Japanese Animation and New Media

Lecture Four: Chapter Eight: Giving Up the Gun


Character animation is stretched between full animation and limited animation.  Generally, Japanese animations, even those of Miyazaki, do not follow the Disney ideal of full animation.  Yet this polarization between full and limited tendencies persists at the level of ‘grounded’ versus ‘ungrounded’ character movement.  Later, when we look more at highly limited character animation, we’ll see that this polarization is also a matter of emphasizing character movement versus emphasizing character design.  Gradually we have seen that the relation between compositing and character animation is really important.  It is not so surprising that this relation is so important, since the earliest and simplest forms of animation consisted of sequential photographs of drawings of characters (or some other kind of figures) against a background.  At this level of the relation between compositing and character animation, we have seen that character animation implies a set of focal concerns.  Which is say, the way in which character moves implies a set of orientations not only for movement in general but also for action in the world.  At this level, we need to consider character action: to what extent is a character targeting, exerting, aiming, striding, questing, wandering, stumbling, exploring, floating, soaring or flying?  And there are qualities of these actions: resolutely striding, aimlessly wandering, buoyantly floating, cheerfully stumbling, etc.  In other words, here too, I am calling attention to movement, giving techniques of movement priority over psychic states or psychological content.  This is not because psychic states are not important, because animation conveys primarily through movement.

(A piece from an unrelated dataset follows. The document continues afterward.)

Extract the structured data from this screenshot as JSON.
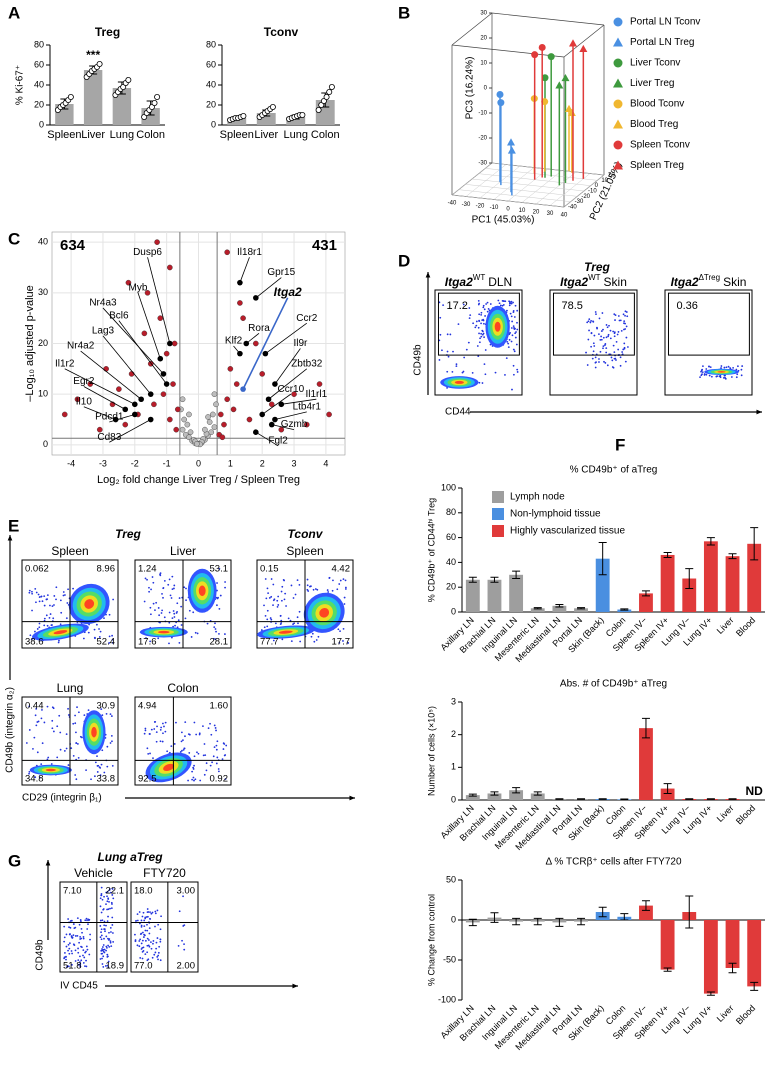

Let’s turn briefly to an example from another Miyazaki film, Sen to Chihiro no kamikakushi or Spirited Away.  From the outset, Chihiro appears reluctant, withdrawal, clingy and leggy, awkward.  As she seeks out the boiler room in order to ask for a job, she literally stumbles and falls into that world, and her characteristic style of animated movement transforms her reluctances into a headlong rush, and the transition to cinematism (tempered with gag devices) feels like a release.



















In this film, from the outset when the car rushes at the tunnel to the lost amusement park, cinematism appears as a source of danger and fascination, whose appeal cannot be avoided but must be addressed and overcome.